Prende sempre più forma il bosco urbano al confine tra Treviglio e Caravaggio. Passando sul cavalcavia che unisce i due comuni è difficile ignorare l’impatto visivo della macchia verde di alberi e arbusti, collocata tra l’istituto Archimede e le infrastrutture Brebemi e Alta Velocità. Ben 3600 alberi che rappresentano un investimento per un futuro più pulito.
Il bosco urbano continua a crescere
Questa mattina, 3 giugno 2026, le Amministrazioni guidate dai sindaci Juri Imeri per Treviglio e Claudio Bolandrini per Caravaggio, hanno avuto conferma della lungimiranza della scelta operata nel 2021 quando, in quanto comproprietarie delle aree di circa 32.000 mq hanno deciso di destinarne circa 23.600mq alla forestazione urbana promossa e sostenuta, nella fase iniziale, da Arbolia Srl, società benefit del gruppo Snam.
Nel 2023, suddivisi in due lotti, sono stati avviati i lavori per la piantumazione di circa 3591 essenze autoctone arboree ed arbustive, come acero comune, carpino nero, bagolaro, ciliegio selvatico, farnia, orniello, salicone, melo selvatico, ontano nero, pioppo grigio, populus nigra pioppo nero, evonimo, lantana, biancospino, pruno selvatico, nocciolo. Attorno all’area della forestazione è stata mantenuta un’ampia fascia a prato.
Ben 3591 nuovi alberi

Per i primi due anni, come previsto da contratto, Arbolia si è anche occupata delle manutenzioni della forestazione urbana, mentre dal 2025 è il Comune di Treviglio a farsi carico delle attività di irrigazione, sfalcio e monitoraggio della crescita del bosco urbano. Ad oggi l’impatto visivo è sempre più significativo, e con esso i benefici per la comunità: se da una parte si va costituendo una cintura verde tra le due città, a tutela e valorizzazione anche del paesaggio e del comparto scolastico, dall’altra le oltre 3591 essenze garantiscono l’assorbimento dell’anidride carbonica, la regolazione del microclima, lo sviluppo della biodiversità e l’abbattimento delle polveri sottili, oltre a generare ossigeno.

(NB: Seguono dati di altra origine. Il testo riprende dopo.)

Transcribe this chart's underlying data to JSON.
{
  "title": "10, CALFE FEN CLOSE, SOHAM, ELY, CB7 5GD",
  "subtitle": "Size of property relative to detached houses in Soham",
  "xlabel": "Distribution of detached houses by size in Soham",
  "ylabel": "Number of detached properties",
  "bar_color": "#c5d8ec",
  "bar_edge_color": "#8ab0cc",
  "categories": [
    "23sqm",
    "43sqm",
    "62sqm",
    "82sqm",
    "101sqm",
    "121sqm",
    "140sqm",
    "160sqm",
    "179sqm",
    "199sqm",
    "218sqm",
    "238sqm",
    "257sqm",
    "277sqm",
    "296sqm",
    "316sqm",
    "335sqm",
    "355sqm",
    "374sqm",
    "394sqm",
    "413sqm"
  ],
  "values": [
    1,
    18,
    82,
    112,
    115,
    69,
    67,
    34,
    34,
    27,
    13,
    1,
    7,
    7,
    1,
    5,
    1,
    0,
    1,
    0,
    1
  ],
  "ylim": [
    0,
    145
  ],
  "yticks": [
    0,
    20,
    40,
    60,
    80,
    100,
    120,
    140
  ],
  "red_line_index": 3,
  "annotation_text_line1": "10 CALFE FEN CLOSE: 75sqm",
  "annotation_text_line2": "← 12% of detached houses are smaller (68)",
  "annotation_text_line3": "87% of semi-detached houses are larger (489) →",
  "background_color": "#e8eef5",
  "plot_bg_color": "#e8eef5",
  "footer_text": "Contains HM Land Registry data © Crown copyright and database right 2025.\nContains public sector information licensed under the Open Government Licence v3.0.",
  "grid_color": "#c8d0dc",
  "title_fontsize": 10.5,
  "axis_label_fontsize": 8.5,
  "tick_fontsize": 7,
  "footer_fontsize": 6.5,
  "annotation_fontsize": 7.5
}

La nuova sfida delle foreste urbane
Le amministrazioni comunali di Treviglio e Caravaggio hanno quindi dato un importante segnale di condivisione e collaborazione, valorizzando l’importante contributo iniziale di Arbolia (in sinergia con Regas Srl, Genertel e Renovit) per creare, su aree pubbliche, una foresta urbana posta che anno dopo anno si conferma sempre più strumento chiave per l’adattamento climatico e l’impatto paesaggistico.
“Siamo felici delle scelte fatte e di aver realizzato questo progetto che valorizza la sinergia tra comuni e quella tra pubblico e privato – commenta il sindaco di Treviglio Imeri – Abbiamo sempre più bisogno di alberi e da questo punto di vista il bosco urbano rappresenta un contributo importante a integrazione del già ricco patrimonio arboreo della città. Quella che abbiamo condiviso con Caravaggio e Arbolia è una visione a medio-lungo periodo, che porterà importanti benefici alle comunità del territorio”.

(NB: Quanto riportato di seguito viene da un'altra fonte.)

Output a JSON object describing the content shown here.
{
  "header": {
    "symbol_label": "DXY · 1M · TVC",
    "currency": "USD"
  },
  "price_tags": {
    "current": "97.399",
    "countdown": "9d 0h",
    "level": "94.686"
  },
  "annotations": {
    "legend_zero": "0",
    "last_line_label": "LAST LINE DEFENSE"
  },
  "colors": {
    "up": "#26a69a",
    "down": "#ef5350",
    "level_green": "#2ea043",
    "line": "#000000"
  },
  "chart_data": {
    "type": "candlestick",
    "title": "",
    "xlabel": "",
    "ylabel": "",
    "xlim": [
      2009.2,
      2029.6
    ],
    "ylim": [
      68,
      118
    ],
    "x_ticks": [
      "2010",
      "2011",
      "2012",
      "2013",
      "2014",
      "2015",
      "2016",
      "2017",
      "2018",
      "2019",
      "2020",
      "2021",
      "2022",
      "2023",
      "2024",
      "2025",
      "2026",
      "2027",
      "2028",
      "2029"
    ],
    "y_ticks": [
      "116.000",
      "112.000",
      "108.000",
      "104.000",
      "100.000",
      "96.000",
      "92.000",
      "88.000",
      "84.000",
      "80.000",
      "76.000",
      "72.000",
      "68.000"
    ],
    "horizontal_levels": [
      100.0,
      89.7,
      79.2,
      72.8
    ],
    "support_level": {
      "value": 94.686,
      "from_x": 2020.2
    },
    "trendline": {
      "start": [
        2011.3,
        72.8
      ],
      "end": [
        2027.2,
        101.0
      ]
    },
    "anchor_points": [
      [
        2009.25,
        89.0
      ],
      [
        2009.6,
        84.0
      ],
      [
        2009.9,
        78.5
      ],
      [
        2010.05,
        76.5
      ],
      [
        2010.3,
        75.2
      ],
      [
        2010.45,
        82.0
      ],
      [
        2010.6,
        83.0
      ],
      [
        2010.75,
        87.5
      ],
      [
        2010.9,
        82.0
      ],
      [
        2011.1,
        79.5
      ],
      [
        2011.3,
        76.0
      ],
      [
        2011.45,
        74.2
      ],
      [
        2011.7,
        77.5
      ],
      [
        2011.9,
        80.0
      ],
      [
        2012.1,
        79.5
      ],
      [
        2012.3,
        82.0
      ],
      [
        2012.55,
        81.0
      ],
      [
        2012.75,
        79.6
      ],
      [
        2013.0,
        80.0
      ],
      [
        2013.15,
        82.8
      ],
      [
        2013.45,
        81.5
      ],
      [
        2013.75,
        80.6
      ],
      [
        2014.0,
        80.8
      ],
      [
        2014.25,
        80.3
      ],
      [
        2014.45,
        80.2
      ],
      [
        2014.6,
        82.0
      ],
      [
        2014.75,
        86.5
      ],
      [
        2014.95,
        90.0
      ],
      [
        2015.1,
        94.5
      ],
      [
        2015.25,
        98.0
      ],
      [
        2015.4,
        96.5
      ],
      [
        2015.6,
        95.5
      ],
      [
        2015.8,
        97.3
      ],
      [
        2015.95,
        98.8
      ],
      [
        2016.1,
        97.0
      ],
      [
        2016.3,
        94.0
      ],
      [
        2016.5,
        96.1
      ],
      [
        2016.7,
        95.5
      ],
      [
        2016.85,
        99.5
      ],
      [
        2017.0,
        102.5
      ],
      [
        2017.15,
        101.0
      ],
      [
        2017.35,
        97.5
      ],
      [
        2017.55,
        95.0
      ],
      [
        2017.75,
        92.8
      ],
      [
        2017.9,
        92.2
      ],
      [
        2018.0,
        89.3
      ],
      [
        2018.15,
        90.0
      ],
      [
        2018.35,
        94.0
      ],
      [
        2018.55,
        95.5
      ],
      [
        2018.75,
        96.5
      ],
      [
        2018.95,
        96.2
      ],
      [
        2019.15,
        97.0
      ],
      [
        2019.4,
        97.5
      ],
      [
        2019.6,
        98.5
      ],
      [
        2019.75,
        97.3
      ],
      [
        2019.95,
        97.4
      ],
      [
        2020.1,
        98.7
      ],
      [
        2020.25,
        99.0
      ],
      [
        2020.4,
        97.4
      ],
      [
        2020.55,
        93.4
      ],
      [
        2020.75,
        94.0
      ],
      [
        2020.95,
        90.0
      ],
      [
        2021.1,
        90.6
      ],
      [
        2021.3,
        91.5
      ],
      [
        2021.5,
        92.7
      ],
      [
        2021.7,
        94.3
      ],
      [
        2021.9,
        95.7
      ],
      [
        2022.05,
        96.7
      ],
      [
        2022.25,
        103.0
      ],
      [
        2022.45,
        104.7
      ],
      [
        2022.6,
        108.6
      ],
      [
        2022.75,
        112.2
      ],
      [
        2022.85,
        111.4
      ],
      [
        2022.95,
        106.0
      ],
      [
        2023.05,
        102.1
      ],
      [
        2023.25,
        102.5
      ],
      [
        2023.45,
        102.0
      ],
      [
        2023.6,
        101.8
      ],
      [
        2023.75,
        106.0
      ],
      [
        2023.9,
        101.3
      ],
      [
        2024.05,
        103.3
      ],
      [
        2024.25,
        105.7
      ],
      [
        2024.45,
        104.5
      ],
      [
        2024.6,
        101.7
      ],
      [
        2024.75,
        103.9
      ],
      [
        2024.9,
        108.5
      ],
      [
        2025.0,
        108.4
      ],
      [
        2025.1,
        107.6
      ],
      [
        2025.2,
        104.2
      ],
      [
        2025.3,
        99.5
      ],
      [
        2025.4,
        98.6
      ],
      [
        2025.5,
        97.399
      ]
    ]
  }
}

“L’iniziativa, grazie alla sinergia tra pubblico e privato, consente di arricchire il patrimonio arboreo delle due città con un bosco urbano e di dare il proprio contributo locale al rispetto e alla salvaguardia dell’ambiente per la tutela della salute dei cittadini – aggiunge il sindaco di Caravaggio Bolandrini – È anche un piccolo ma utile apporto per contrastare il cambiamento climatico e i fenomeni atmosferici estremi ad esso legati. Ringrazio la Città di Treviglio e Arbolia per averci coinvolto in questo importante progetto ambientale e permesso a Caravaggio di fare la sua parte”.